Today, I'm working on the front lines, at a polling location in Mantua (northeast University City). As a line-manager for the campaign, its my job to keep voters happy and in line. In this area, most voters are african american or students, and vote overwhelming for Obama, so everyone that leaves the lines is a vote lost.
For me, this election is massively important. In my 21 years, I have become a jaded American no trust for any politician. I no longer believed that the political process could be anything but mind-numbingly slow, tedious, and unresponsive. Voting was an empty gesture, indicating displeasure but failing to bring change. For me, the system would never change. Obama changed that, has given me a reason to believe change was possible. Possible, but not inevetable.
Today, I have hope. Today, I think that the young people of this country have a chance.

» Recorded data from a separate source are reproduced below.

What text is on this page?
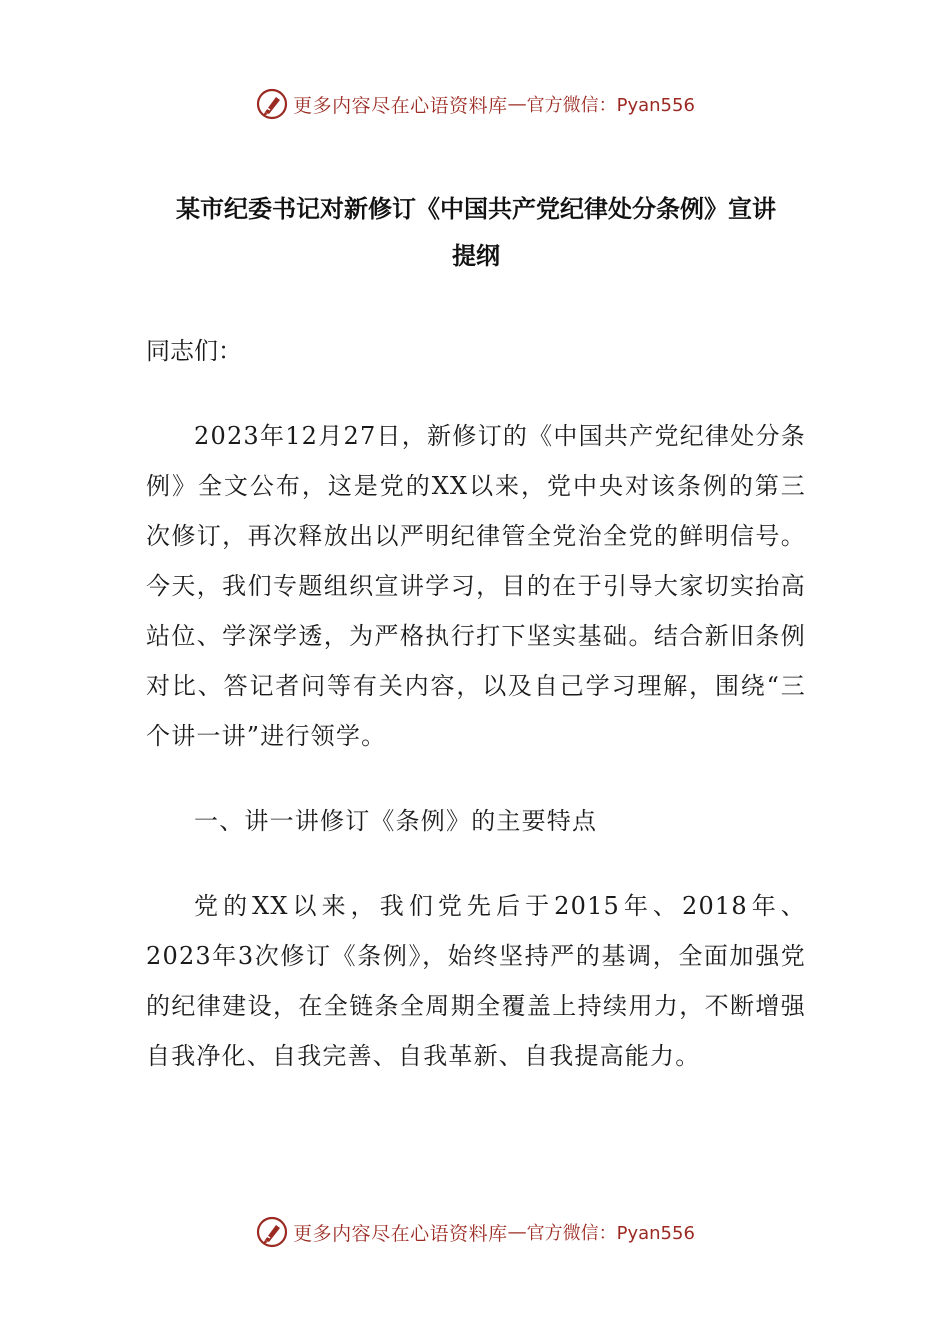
更多内容尽在心语资料库 — 官方微信：Pyan556
某市纪委书记对新修订《中国共产党纪律处分条例》宣讲
提纲
同志们：

2023年12月27日，新修订的《中国共产党纪律处分条例》全文公布，这是党的XX以来，党中央对该条例的第三次修订，再次释放出以严明纪律管全党治全党的鲜明信号。今天，我们专题组织宣讲学习，目的在于引导大家切实抬高站位、学深学透，为严格执行打下坚实基础。结合新旧条例对比、答记者问等有关内容，以及自己学习理解，围绕“三个讲一讲”进行领学。

一、讲一讲修订《条例》的主要特点

党的XX以来，我们党先后于2015年、2018年、2023年3次修订《条例》，始终坚持严的基调，全面加强党的纪律建设，在全链条全周期全覆盖上持续用力，不断增强自我净化、自我完善、自我革新、自我提高能力。

更多内容尽在心语资料库 — 官方微信：Pyan556
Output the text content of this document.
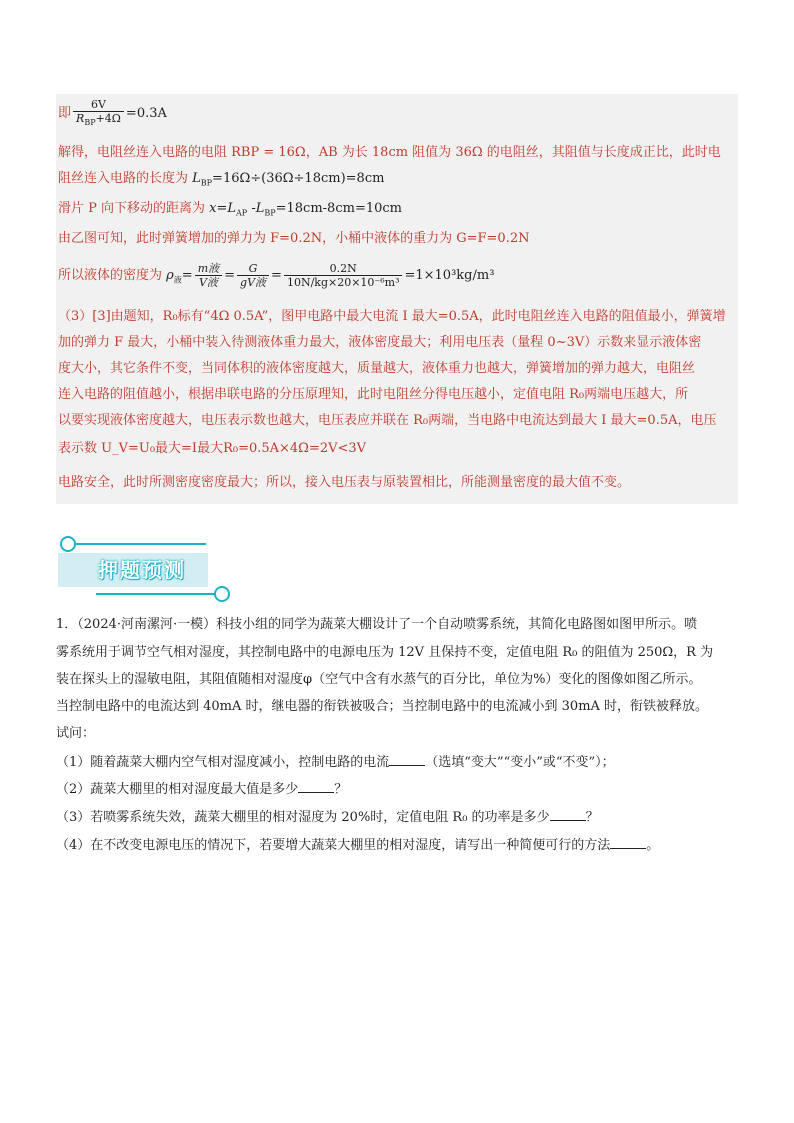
即 $\frac{6V}{R_{BP}+4\Omega} =0.3A$
解得，电阻丝连入电路的电阻 RBP = 16Ω，AB 为长 18cm 阻值为 36Ω 的电阻丝，其阻值与长度成正比，此时电
阻丝连入电路的长度为 $L_{BP}=16\Omega\div(36\Omega\div 18cm)=8cm$
滑片 P 向下移动的距离为 $x=L_{AP}$ $-L_{BP}=18cm-8cm=10cm$
由乙图可知，此时弹簧增加的弹力为 F=0.2N，小桶中液体的重力为 G=F=0.2N
所以液体的密度为 $\rho_液= \frac{\text{m液}}{\text{V液}} = \frac{G}{\text{gV液}} = \frac{0.2N}{\text{10N/kg×20×10⁻⁶m³}} =1\times 10^3kg/m^3$
（3）[3]由题知，R₀标有“4Ω 0.5A”，图甲电路中最大电流 I 最大=0.5A，此时电阻丝连入电路的阻值最小，弹簧增
加的弹力 F 最大，小桶中装入待测液体重力最大，液体密度最大；利用电压表（量程 0~3V）示数来显示液体密
度大小，其它条件不变，当同体积的液体密度越大，质量越大，液体重力也越大，弹簧增加的弹力越大，电阻丝
连入电路的阻值越小，根据串联电路的分压原理知，此时电阻丝分得电压越小，定值电阻 R₀两端电压越大，所
以要实现液体密度越大，电压表示数也越大，电压表应并联在 R₀两端，当电路中电流达到最大 I 最大=0.5A，电压
表示数 U_V=U₀最大=I最大R₀=0.5A×4Ω=2V<3V
电路安全，此时所测密度密度最大；所以，接入电压表与原装置相比，所能测量密度的最大值不变。
押题预测
1．（2024·河南漯河·一模）科技小组的同学为蔬菜大棚设计了一个自动喷雾系统，其简化电路图如图甲所示。喷
雾系统用于调节空气相对湿度，其控制电路中的电源电压为 12V 且保持不变，定值电阻 R₀ 的阻值为 250Ω，R 为
装在探头上的湿敏电阻，其阻值随相对湿度φ（空气中含有水蒸气的百分比，单位为%）变化的图像如图乙所示。
当控制电路中的电流达到 40mA 时，继电器的衔铁被吸合；当控制电路中的电流减小到 30mA 时，衔铁被释放。
试问：
（1）随着蔬菜大棚内空气相对湿度减小，控制电路的电流	（选填“变大”“变小”或“不变”）；
（2）蔬菜大棚里的相对湿度最大值是多少	？
（3）若喷雾系统失效，蔬菜大棚里的相对湿度为 20%时，定值电阻 R₀ 的功率是多少	？
（4）在不改变电源电压的情况下，若要增大蔬菜大棚里的相对湿度，请写出一种简便可行的方法	。
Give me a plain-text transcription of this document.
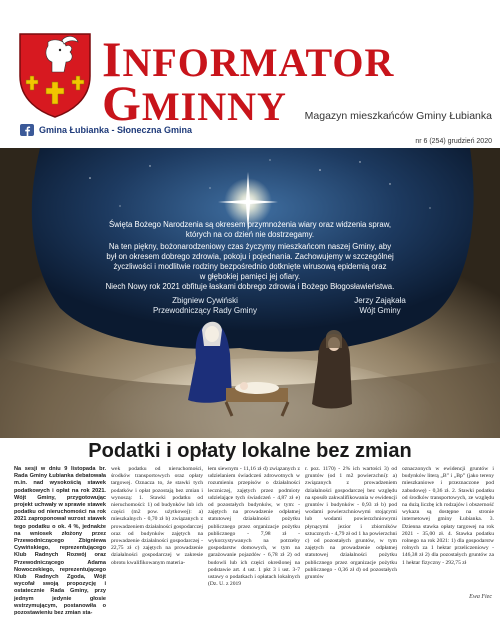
INFORMATOR
GMINNY Magazyn mieszkańców Gminy Łubianka
Gmina Łubianka - Słoneczna Gmina
nr 6 (254) grudzień 2020
Święta Bożego Narodzenia są okresem przymnożenia wiary oraz widzenia spraw,
których na co dzień nie dostrzegamy.
Na ten piękny, bożonarodzeniowy czas życzymy mieszkańcom naszej Gminy, aby
był on okresem dobrego zdrowia, pokoju i pojednania. Zachowujemy w szczególnej
życzliwości i modlitwie rodziny bezpośrednio dotknięte wirusową epidemią oraz
w głębokiej pamięci jej ofiary.
Niech Nowy rok 2021 obfituje łaskami dobrego zdrowia i Bożego Błogosławieństwa.
Zbigniew Cywiński
Przewodniczący Rady Gminy
Jerzy Zająkała
Wójt Gminy
Podatki i opłaty lokalne bez zmian

Na sesji w dniu 9 listopada br. Rada Gminy Łubianka debatowała m.in. nad wysokością stawek podatkowych i opłat na rok 2021. Wójt Gminy, przygotowując projekt uchwały w sprawie stawek podatku od nieruchomości na rok 2021 zaproponował wzrost stawek tego podatku o ok. 4 %, jednakże na wniosek złożony przez Przewodniczącego Zbigniewa Cywińskiego, reprezentującego Klub Radnych Rozwój oraz Przewodniczącego Adama Nowoczekiego, reprezentującego Klub Radnych Zgoda, Wójt wycofał swoją propozycję i ostatecznie Rada Gminy, przy jednym jedynie głosie wstrzymującym, postanowiła o pozostawieniu bez zmian sta-

wek podatku od nieruchomości, środków transportowych oraz opłaty targowej. Oznacza to, że stawki tych podatków i opłat pozostają bez zmian i wynoszą: 1. Stawki podatku od nieruchomości: 1) od budynków lub ich części (m2 pow. użytkowej): a) mieszkalnych - 0,70 zł b) związanych z prowadzeniem działalności gospodarczej oraz od budynków zajętych na prowadzenie działalności gospodarczej - 22,75 zł c) zajętych na prowadzenie działalności gospodarczej w zakresie obrotu kwalifikowanym materia-

łem siewnym - 11,16 zł d) związanych z udzielaniem świadczeń zdrowotnych w rozumieniu przepisów o działalności leczniczej, zajętych przez podmioty udzielające tych świadczeń - 4,87 zł e) od pozostałych budynków, w tym: - zajętych na prowadzenie odpłatnej statutowej działalności pożytku publicznego przez organizacje pożytku publicznego - 7,98 zł - wykorzystywanych na potrzeby gospodarstw domowych, w tym na garażowanie pojazdów - 6,78 zł 2) od budowli lub ich części określonej na podstawie art. 4 ust. 1 pkt 3 i ust. 3-7 ustawy o podatkach i opłatach lokalnych (Dz. U. z 2019

r. poz. 1170) - 2% ich wartości 3) od gruntów (od 1 m2 powierzchni): a) związanych z prowadzeniem działalności gospodarczej bez względu na sposób zakwalifikowania w ewidencji gruntów i budynków - 0,93 zł b) pod wodami powierzchniowymi stojącymi lub wodami powierzchniowymi płynącymi jezior i zbiorników sztucznych - 4,79 zł od 1 ha powierzchni c) od pozostałych gruntów, w tym zajętych na prowadzenie odpłatnej statutowej działalności pożytku publicznego przez organizacje pożytku publicznego - 0,36 zł d) od pozostałych gruntów

oznaczonych w ewidencji gruntów i budynków literą „B” i „Bp” (jako tereny mieszkaniowe i przeznaczone pod zabudowę) - 0,36 zł. 2. Stawki podatku od środków transportowych, ze względu na dużą liczbę ich rodzajów i obszerność wykazu są dostępne na stronie internetowej gminy Łubianka. 3. Dzienna stawka opłaty targowej na rok 2021 - 35,00 zł. 4. Stawka podatku rolnego na rok 2021: 1) dla gospodarstw rolnych za 1 hektar przeliczeniowy - 146,38 zł 2) dla pozostałych gruntów za 1 hektar fizyczny - 292,75 zł

Ewa Fiec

But that is nothing compared to the voters I am here to help. These people remember seperate but equal. They remember the civil rights movement. One of the obama election observers is a lawyer from New York, and she shared her memories of segregated drinking fountains as a child. Countless voters have come out almost in tears; the air is festive, people linger on the sidewalk to share memories of the past and revel in, dare I say it, hope.
For these voters, this election represents far more than than the possibility of change for the political sytem. The election represents hope for America itself.
As an extraordinarily white kid from an upper-middle class suburb, to have this experience is an increadible honor, and one that will stay with me.
The lines are starting to pick up now, I better get back to work -- otherwise I may need to pack for canada.